Nonostante questa notevole spinta verso una dimensione sconosciuta, le sculture di Mesquita mantengono un tratto “umano” fatto di saldature visibili e non levigate, imperfezioni (volute) nel trattare il materiale; come fossero di carta leggera, i volumi sono definiti da piegature e tagli abilmente studiati; le masse, anche molto diverse le une dalle altre, sono collegate da aste, saldature, rinforzi.
Pensiamo alla scultura “Spaceship Excalibur”, che ricorda una grande rocca su cui un guerriero-extraterreste ha conficcato una spada che, non fosse per il titolo, forse non assoceremo mai alla più nota delle mitologiche spade di re Artù. Ma potrei citare anche “Spaceship Worm”, “Spaceship Cobra” e “Spaceship seal”. Tutte e tre queste sculture fondono esseri animali con la durezza di una navicella spaziale; tutte mantengono con la realtà terrena un piccolo legame: una maniglia saldata nell’ampia pancia della foca; delle staffe, che sembrano imbrigliare il corpo tronco di un cobra e la forma di un corpo filiforme e rotondeggiante, evidente rappresentazione di un grosso verme.
Ancora più evidente l’aggancio con un oggetto quotidiano, la scultura “Spaceship umbrella” dove l’alternanza tra colore chiaro e scuro richiama all’evidente oggetto nominato dal titolo.
Reduce da due mostre importanti – Les Bons Sentiments, 2017, 19ème Prix Fondation d’entreprise Ricard curata da Anne-Claire Schmitz e L’ENGIN, 2017, Indiana, RATS Collectif, Vevey (CH) – Caroline Mesquita porta a Roma la rappresentazione di un mondo dove alle presenze delle mostre precedenti – che ricordavano rigide marionette meccanizzate o le forme di vetture futuriste provviste di turbine e manubri – sostituisce un eterogeneo gruppo di entità ibride e surreali rese misteriose perché semplificate e spogliate dai molti dettagli delle opere precedenti. Rese involucri informi, solo grazie a piccoli dettagli, lievi allusioni, ci ricordano da dove provengono.

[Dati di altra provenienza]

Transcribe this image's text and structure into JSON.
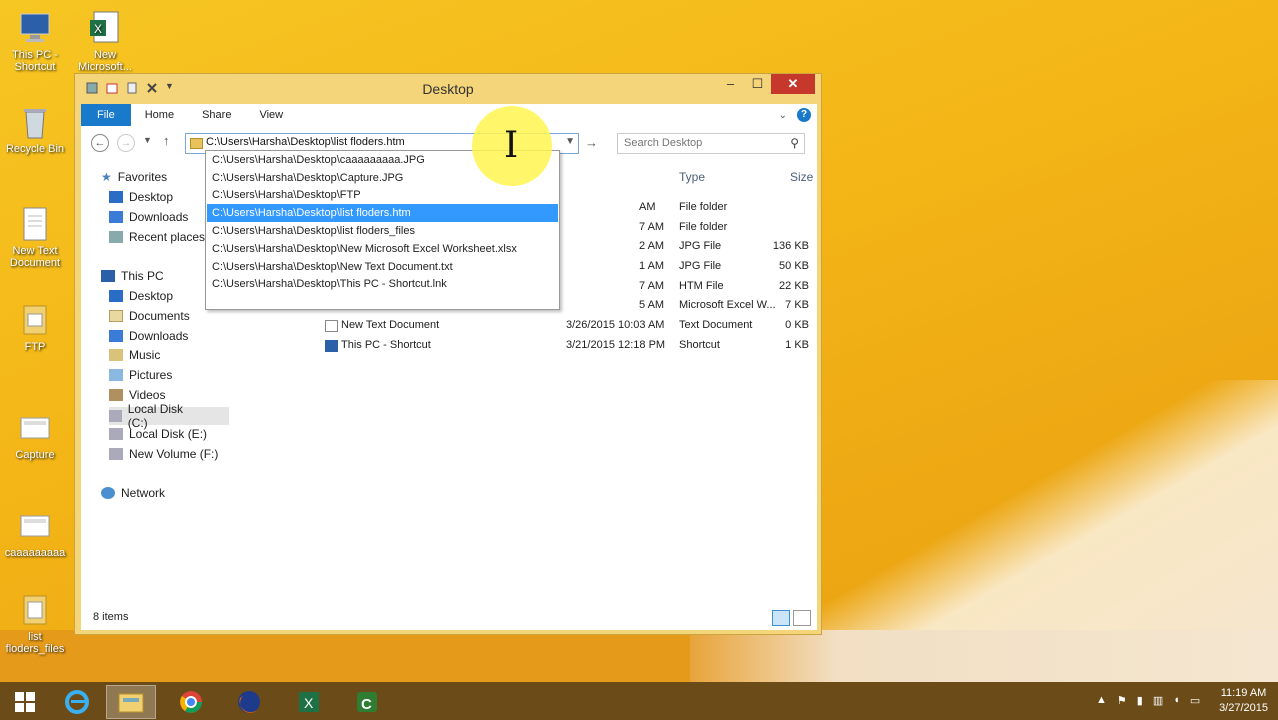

In mostra anche il video ‘Night Engines’ – opera che da il titolo alla mostra – interamente girato in notturna. Ha come protagonista un tassista solitario che in un periodo di luna piena incontra lungo la strada misteriosi personaggi tutti interpretati dallo stesso attore. Racconta l’artista: “Mi piace cambiare l’identità delle persone, mettere in discussione concetti come genere, personalità, sessualità, marginalità, eccentricità e immaginare una sensualità più aperta”.